Studies have also demonstrated that the KT-1000 arthrometer provides reproducible results when appropriate practice and test experience have been achieved by the operator, because one must ensure that the displacing force is directed properly and the device in positioned accurately over the joint line [33]. In fact, significant variation in measurements can occur when the anterior directed force is applied off-center and when the device is not aligned with the joint line [20]. Therefore the KT-1000 arthrometer has a great potential for clinic use, but sources of mistakes in measurement must be minimised.

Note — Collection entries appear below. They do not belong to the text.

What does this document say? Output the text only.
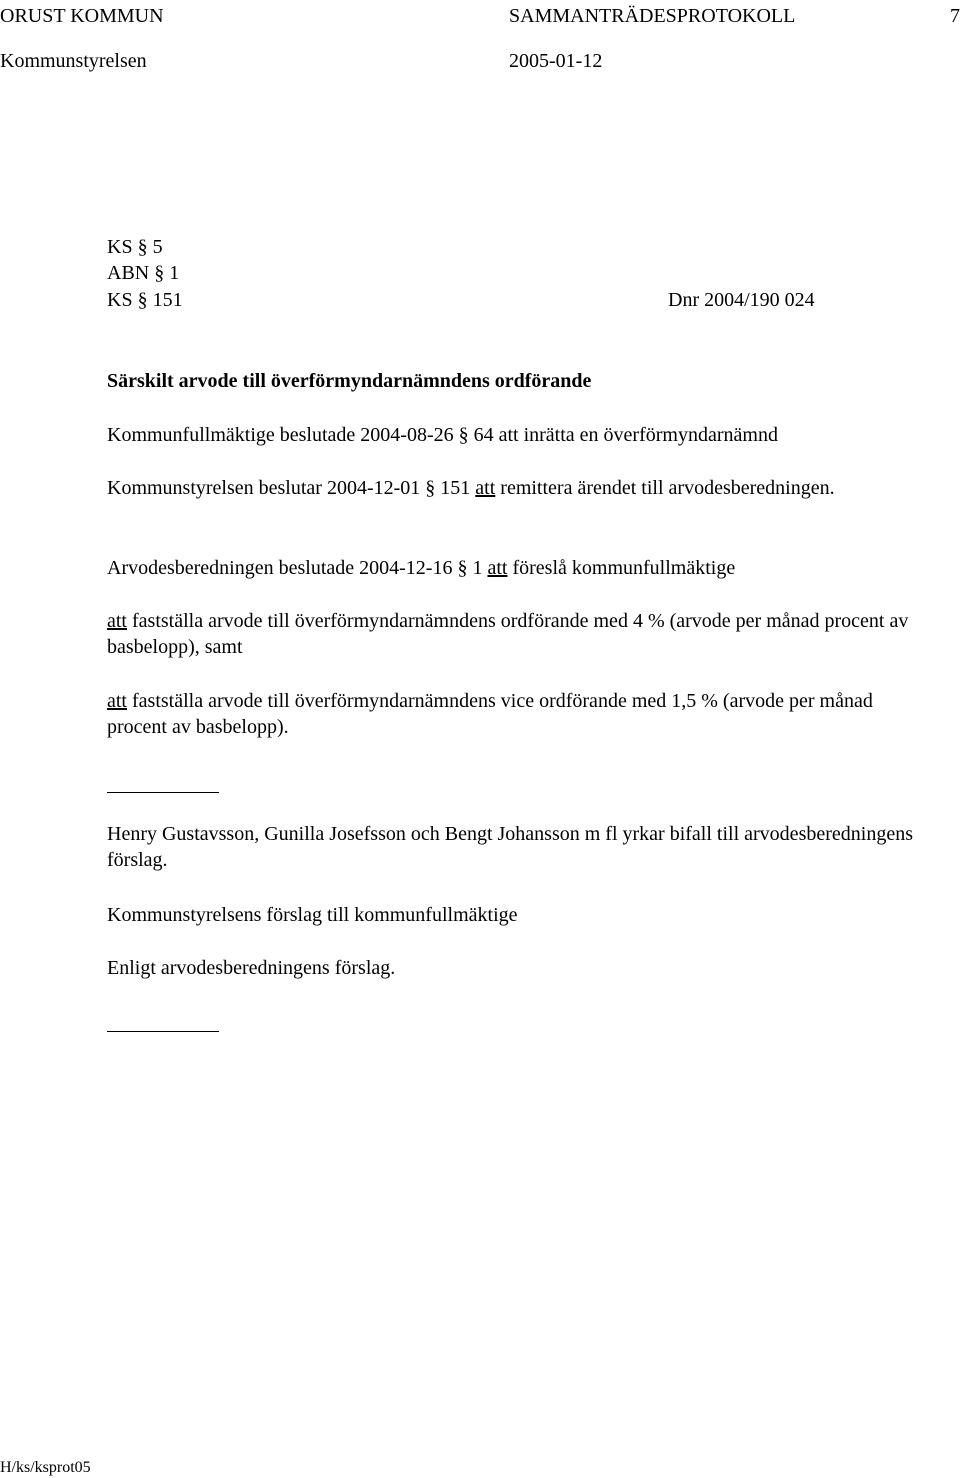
ORUST KOMMUN	SAMMANTRÄDESPROTOKOLL	7
Kommunstyrelsen	2005-01-12
KS § 5
ABN § 1
KS § 151	Dnr 2004/190 024
Särskilt arvode till överförmyndarnämndens ordförande
Kommunfullmäktige beslutade 2004-08-26 § 64 att inrätta en överförmyndarnämnd
Kommunstyrelsen beslutar 2004-12-01 § 151 att remittera ärendet till arvodesberedningen.
Arvodesberedningen beslutade 2004-12-16 § 1 att föreslå kommunfullmäktige
att fastställa arvode till överförmyndarnämndens ordförande med 4 % (arvode per månad procent av basbelopp), samt
att fastställa arvode till överförmyndarnämndens vice ordförande med 1,5 % (arvode per månad procent av basbelopp).
Henry Gustavsson, Gunilla Josefsson och Bengt Johansson m fl yrkar bifall till arvodesberedningens förslag.
Kommunstyrelsens förslag till kommunfullmäktige
Enligt arvodesberedningens förslag.
H/ks/ksprot05
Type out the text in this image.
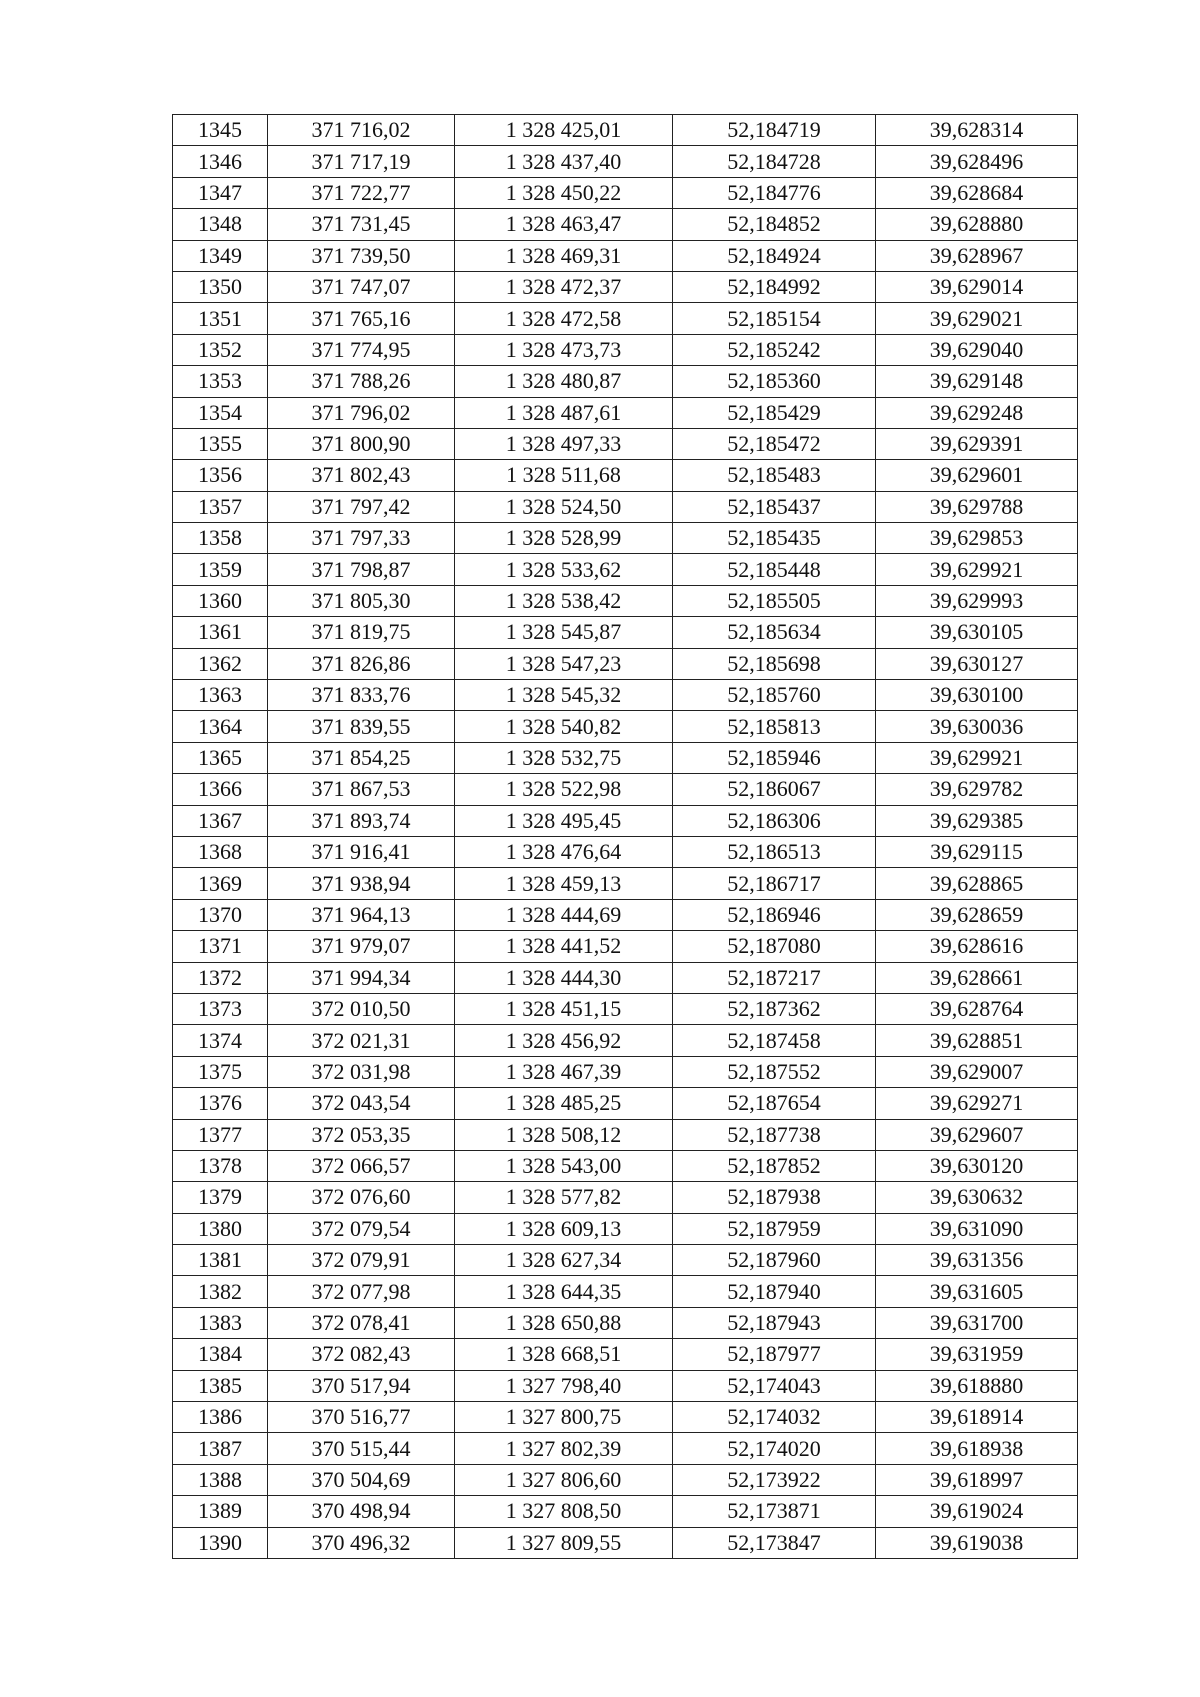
1345	371 716,02	1 328 425,01	52,184719	39,628314
1346	371 717,19	1 328 437,40	52,184728	39,628496
1347	371 722,77	1 328 450,22	52,184776	39,628684
1348	371 731,45	1 328 463,47	52,184852	39,628880
1349	371 739,50	1 328 469,31	52,184924	39,628967
1350	371 747,07	1 328 472,37	52,184992	39,629014
1351	371 765,16	1 328 472,58	52,185154	39,629021
1352	371 774,95	1 328 473,73	52,185242	39,629040
1353	371 788,26	1 328 480,87	52,185360	39,629148
1354	371 796,02	1 328 487,61	52,185429	39,629248
1355	371 800,90	1 328 497,33	52,185472	39,629391
1356	371 802,43	1 328 511,68	52,185483	39,629601
1357	371 797,42	1 328 524,50	52,185437	39,629788
1358	371 797,33	1 328 528,99	52,185435	39,629853
1359	371 798,87	1 328 533,62	52,185448	39,629921
1360	371 805,30	1 328 538,42	52,185505	39,629993
1361	371 819,75	1 328 545,87	52,185634	39,630105
1362	371 826,86	1 328 547,23	52,185698	39,630127
1363	371 833,76	1 328 545,32	52,185760	39,630100
1364	371 839,55	1 328 540,82	52,185813	39,630036
1365	371 854,25	1 328 532,75	52,185946	39,629921
1366	371 867,53	1 328 522,98	52,186067	39,629782
1367	371 893,74	1 328 495,45	52,186306	39,629385
1368	371 916,41	1 328 476,64	52,186513	39,629115
1369	371 938,94	1 328 459,13	52,186717	39,628865
1370	371 964,13	1 328 444,69	52,186946	39,628659
1371	371 979,07	1 328 441,52	52,187080	39,628616
1372	371 994,34	1 328 444,30	52,187217	39,628661
1373	372 010,50	1 328 451,15	52,187362	39,628764
1374	372 021,31	1 328 456,92	52,187458	39,628851
1375	372 031,98	1 328 467,39	52,187552	39,629007
1376	372 043,54	1 328 485,25	52,187654	39,629271
1377	372 053,35	1 328 508,12	52,187738	39,629607
1378	372 066,57	1 328 543,00	52,187852	39,630120
1379	372 076,60	1 328 577,82	52,187938	39,630632
1380	372 079,54	1 328 609,13	52,187959	39,631090
1381	372 079,91	1 328 627,34	52,187960	39,631356
1382	372 077,98	1 328 644,35	52,187940	39,631605
1383	372 078,41	1 328 650,88	52,187943	39,631700
1384	372 082,43	1 328 668,51	52,187977	39,631959
1385	370 517,94	1 327 798,40	52,174043	39,618880
1386	370 516,77	1 327 800,75	52,174032	39,618914
1387	370 515,44	1 327 802,39	52,174020	39,618938
1388	370 504,69	1 327 806,60	52,173922	39,618997
1389	370 498,94	1 327 808,50	52,173871	39,619024
1390	370 496,32	1 327 809,55	52,173847	39,619038
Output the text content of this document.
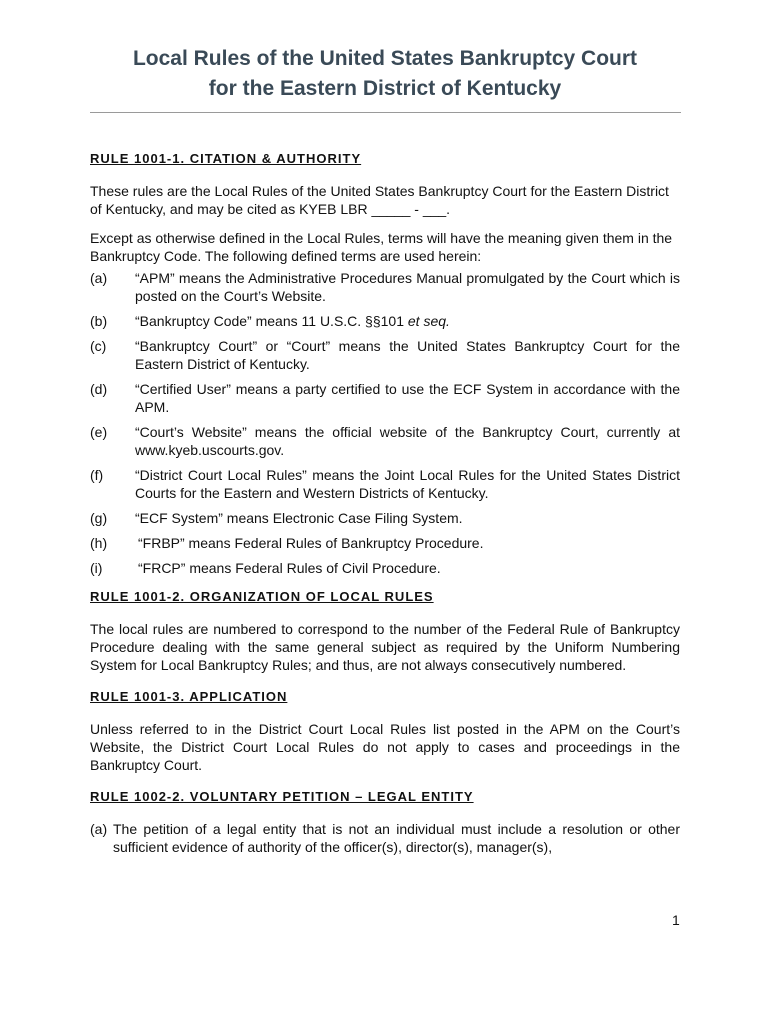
Local Rules of the United States Bankruptcy Court
for the Eastern District of Kentucky
RULE 1001-1. CITATION & AUTHORITY

These rules are the Local Rules of the United States Bankruptcy Court for the Eastern District of Kentucky, and may be cited as KYEB LBR _____ - ___.

Except as otherwise defined in the Local Rules, terms will have the meaning given them in the Bankruptcy Code. The following defined terms are used herein:

(a)	“APM” means the Administrative Procedures Manual promulgated by the Court which is posted on the Court’s Website.
(b)	“Bankruptcy Code” means 11 U.S.C. §§101 et seq.
(c)	“Bankruptcy Court” or “Court” means the United States Bankruptcy Court for the Eastern District of Kentucky.
(d)	“Certified User” means a party certified to use the ECF System in accordance with the APM.
(e)	“Court’s Website” means the official website of the Bankruptcy Court, currently at www.kyeb.uscourts.gov.
(f)	“District Court Local Rules” means the Joint Local Rules for the United States District Courts for the Eastern and Western Districts of Kentucky.
(g)	“ECF System” means Electronic Case Filing System.
(h)	“FRBP” means Federal Rules of Bankruptcy Procedure.
(i)	“FRCP” means Federal Rules of Civil Procedure.
RULE 1001-2. ORGANIZATION OF LOCAL RULES

The local rules are numbered to correspond to the number of the Federal Rule of Bankruptcy Procedure dealing with the same general subject as required by the Uniform Numbering System for Local Bankruptcy Rules; and thus, are not always consecutively numbered.

RULE 1001-3. APPLICATION

Unless referred to in the District Court Local Rules list posted in the APM on the Court’s Website, the District Court Local Rules do not apply to cases and proceedings in the Bankruptcy Court.

RULE 1002-2. VOLUNTARY PETITION – LEGAL ENTITY
(a) The petition of a legal entity that is not an individual must include a resolution or other sufficient evidence of authority of the officer(s), director(s), manager(s),
1
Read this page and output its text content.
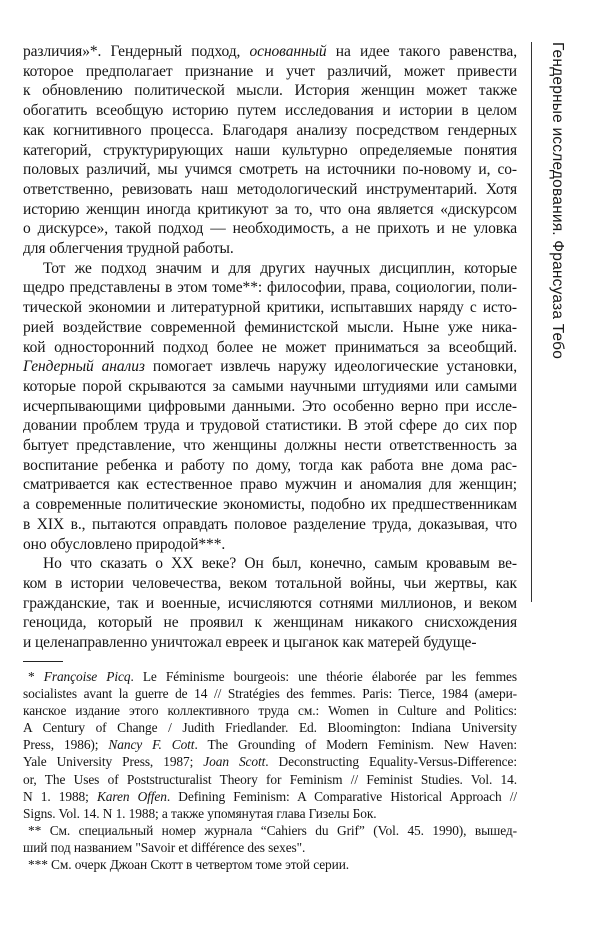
Гендерные исследования. Франсуаза Тебо
различия»*. Гендерный подход, основанный на идее такого равенства,
которое предполагает признание и учет различий, может привести
к обновлению политической мысли. История женщин может также
обогатить всеобщую историю путем исследования и истории в целом
как когнитивного процесса. Благодаря анализу посредством гендерных
категорий, структурирующих наши культурно определяемые понятия
половых различий, мы учимся смотреть на источники по-новому и, со-
ответственно, ревизовать наш методологический инструментарий. Хотя
историю женщин иногда критикуют за то, что она является «дискурсом
о дискурсе», такой подход — необходимость, а не прихоть и не уловка
для облегчения трудной работы.
Тот же подход значим и для других научных дисциплин, которые
щедро представлены в этом томе**: философии, права, социологии, поли-
тической экономии и литературной критики, испытавших наряду с исто-
рией воздействие современной феминистской мысли. Ныне уже ника-
кой односторонний подход более не может приниматься за всеобщий.
Гендерный анализ помогает извлечь наружу идеологические установки,
которые порой скрываются за самыми научными штудиями или самыми
исчерпывающими цифровыми данными. Это особенно верно при иссле-
довании проблем труда и трудовой статистики. В этой сфере до сих пор
бытует представление, что женщины должны нести ответственность за
воспитание ребенка и работу по дому, тогда как работа вне дома рас-
сматривается как естественное право мужчин и аномалия для женщин;
а современные политические экономисты, подобно их предшественникам
в XIX в., пытаются оправдать половое разделение труда, доказывая, что
оно обусловлено природой***.
Но что сказать о XX веке? Он был, конечно, самым кровавым ве-
ком в истории человечества, веком тотальной войны, чьи жертвы, как
гражданские, так и военные, исчисляются сотнями миллионов, и веком
геноцида, который не проявил к женщинам никакого снисхождения
и целенаправленно уничтожал евреек и цыганок как матерей будуще-
* Françoise Picq. Le Féminisme bourgeois: une théorie élaborée par les femmes
socialistes avant la guerre de 14 // Stratégies des femmes. Paris: Tierce, 1984 (амери-
канское издание этого коллективного труда см.: Women in Culture and Politics:
A Century of Change / Judith Friedlander. Ed. Bloomington: Indiana University
Press, 1986); Nancy F. Cott. The Grounding of Modern Feminism. New Haven:
Yale University Press, 1987; Joan Scott. Deconstructing Equality-Versus-Difference:
or, The Uses of Poststructuralist Theory for Feminism // Feminist Studies. Vol. 14.
N 1. 1988; Karen Offen. Defining Feminism: A Comparative Historical Approach //
Signs. Vol. 14. N 1. 1988; а также упомянутая глава Гизелы Бок.
** См. специальный номер журнала “Cahiers du Grif” (Vol. 45. 1990), вышед-
ший под названием "Savoir et différence des sexes".
*** См. очерк Джоан Скотт в четвертом томе этой серии.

Although sufficient for a statistical analysis the study is limited by the sample size of ten patients, who accepted undergo the navigation, despite the increased morbidity of the procedure, due to the cortical bone fixation of four pins.

Despite some limitation due to the actual control of the forces used to create the AP translation of the tibia, as manual test were performed, and intra-observer variability cannot be excluded, the reliability of the navigation in evaluating knee kinematic has been previously well documented [10, 24, 27]. Therefore the navigator system allowed us to obtain in vivo the value of AP displacement to be compared with the KT-1000 value in the same condition under general anaesthesia. Moreover in this study group the method used allowed us to obtain the data by using the same patients thus minimising the variation between patients and increasing the statistical power. On the basis of our results the hypothesis that there are no differences between the KT-1000 and the navigation to calculate the AP translation of the knee under general anaesthesia is confirmed.

Although this study validates the accuracy of the KT-1000 to calculate AP translation of the tibia, authors agree with the position of Sherman et al. [30] who stated “instrumented testing devices are not meant to substitute for a thorough history and physical examination, but rather to supplement and substantiate them”.